Ansiedade crônica na vida adulta: e se por trás dela houver TDAH ou TEA?
- Jésus Fillipi
- há 12 horas
- 3 min de leitura

Passar anos sentindo que é preciso se esforçar mais para dar conta de coisas que parecem simples para outras pessoas pode ser exaustivo.
Para alguns adultos, a ansiedade está presente há tanto tempo que parece fazer parte da própria personalidade. Preocupação constante, dificuldade para organizar a rotina, sensação de estar sempre atrasado, sobrecarga diante de muitas demandas, dificuldade de concentração ou necessidade de controlar tudo podem ser interpretadas apenas como sinais de ansiedade.
Mas, em alguns casos, existe algo além.
TDAH ou TEA também podem passar despercebidos durante a infância e chegar à vida adulta sem um diagnóstico. Isso pode acontecer especialmente quando a pessoa desenvolveu estratégias para compensar suas dificuldades ou quando seus sinais foram interpretados de outras maneiras ao longo da vida.
Quando a pessoa passa a vida se cobrando
Imagine crescer ouvindo que você é distraído, desorganizado, sensível demais, desinteressado ou que precisa simplesmente "se esforçar mais".
Na vida adulta, essa cobrança pode continuar aparecendo em diferentes situações:
• dificuldade para iniciar ou concluir tarefas;• esquecimentos frequentes;• dificuldade em administrar tempo e prioridades;• sensação de estar sempre sobrecarregado;• necessidade de criar estratégias rígidas para conseguir funcionar;• dificuldade diante de mudanças inesperadas;• sensibilidade a estímulos, ambientes ou interações sociais;• períodos de hiperfoco ou concentração intensa em determinados assuntos;• cansaço após situações sociais ou excesso de estímulos.
Essas características, isoladamente, não significam que uma pessoa tenha TDAH ou TEA. Muitas delas também podem aparecer em quadros de ansiedade, depressão, estresse, privação de sono e outras condições.
Por isso, olhar apenas para um sintoma pode levar a interpretações equivocadas.
Ansiedade pode ser consequência, não apenas causa
Quando uma pessoa passa anos tentando lidar com dificuldades que não compreende, a ansiedade pode surgir como parte desse processo.
A preocupação constante com esquecer alguma coisa, chegar atrasado, não conseguir cumprir uma tarefa, não entender uma situação social ou não conseguir lidar com determinada mudança pode fazer com que o indivíduo desenvolva estratégias de controle e antecipação.
Com o tempo, viver nesse estado de alerta pode ser extremamente desgastante.
Por isso, quando a ansiedade é persistente ou não responde como esperado ao acompanhamento, pode ser importante ampliar a investigação e compreender o funcionamento global daquela pessoa.
Descobrir na vida adulta é tarde?
Não.
Receber uma avaliação ou diagnóstico na vida adulta não muda o passado, mas pode mudar a forma como a pessoa compreende sua própria história.
Muitas experiências que antes eram vistas como "falta de esforço", "preguiça", "desorganização" ou "exagero" podem ganhar uma nova perspectiva.
E essa compreensão pode abrir espaço para algo importante: menos culpa e mais estratégias adequadas às próprias necessidades.

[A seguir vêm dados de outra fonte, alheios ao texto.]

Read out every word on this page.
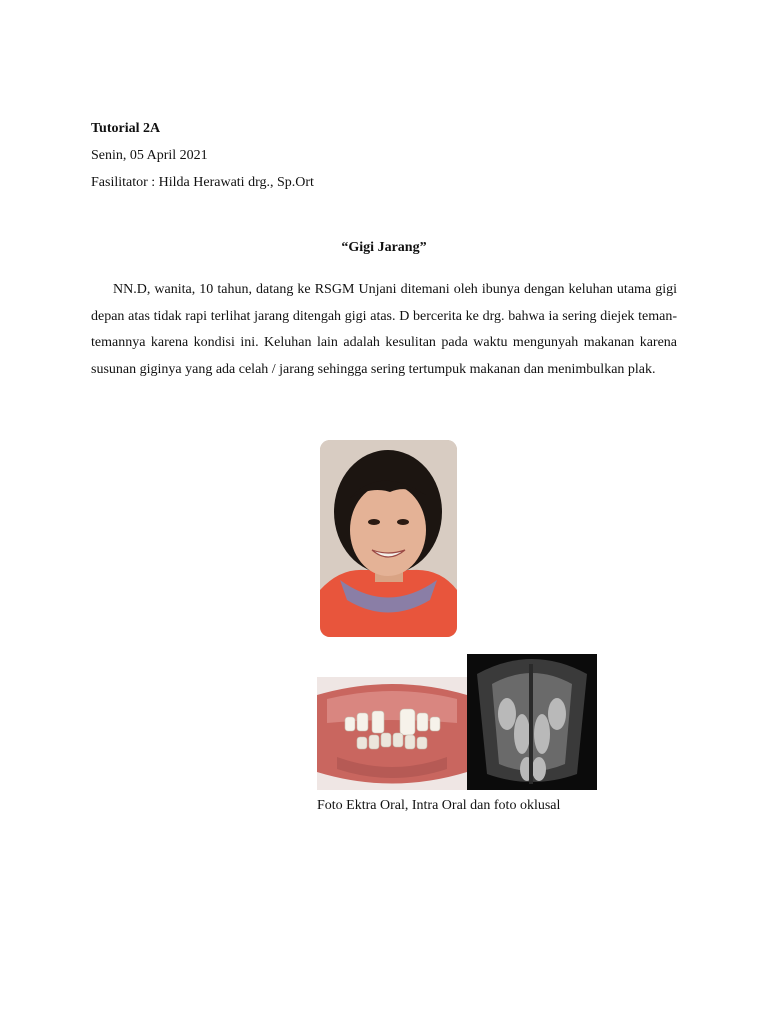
Tutorial 2A
Senin, 05 April 2021
Fasilitator : Hilda Herawati drg., Sp.Ort
“Gigi Jarang”
NN.D, wanita, 10 tahun, datang ke RSGM Unjani ditemani oleh ibunya dengan keluhan utama gigi depan atas tidak rapi terlihat jarang ditengah gigi atas. D bercerita ke drg. bahwa ia sering diejek teman-temannya karena kondisi ini. Keluhan lain adalah kesulitan pada waktu mengunyah makanan karena susunan giginya yang ada celah / jarang sehingga sering tertumpuk makanan dan menimbulkan plak.
Foto Ektra Oral, Intra Oral dan foto oklusal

O objetivo de uma avaliação não é colocar uma etiqueta na pessoa. É compreender seu funcionamento, identificar suas dificuldades e potencialidades e, quando necessário, direcionar para as intervenções mais adequadas.
O diagnóstico não precisa ser o fim da história
Entender que existe uma condição do neurodesenvolvimento pode trazer sentimentos diferentes. Para algumas pessoas, vem o alívio. Para outras, podem surgir dúvidas, tristeza ou até uma sensação de "por que ninguém percebeu antes?".
Todos esses sentimentos podem fazer parte do processo.
O mais importante é lembrar que compreender-se não tem prazo de validade.
Se você passou grande parte da vida tentando entender por que algumas situações parecem exigir de você um esforço muito maior do que dos outros, talvez seja hora de olhar para essa história com mais cuidado e menos julgamento.
Não para encontrar uma explicação para tudo, mas para compreender melhor aquilo que você vive.
Às vezes, entender o próprio funcionamento não apaga os anos de dificuldade. Mas pode transformar a maneira como você olha para eles.
E, para muitos adultos, essa compreensão começa justamente com uma avaliação cuidadosa e individualizada.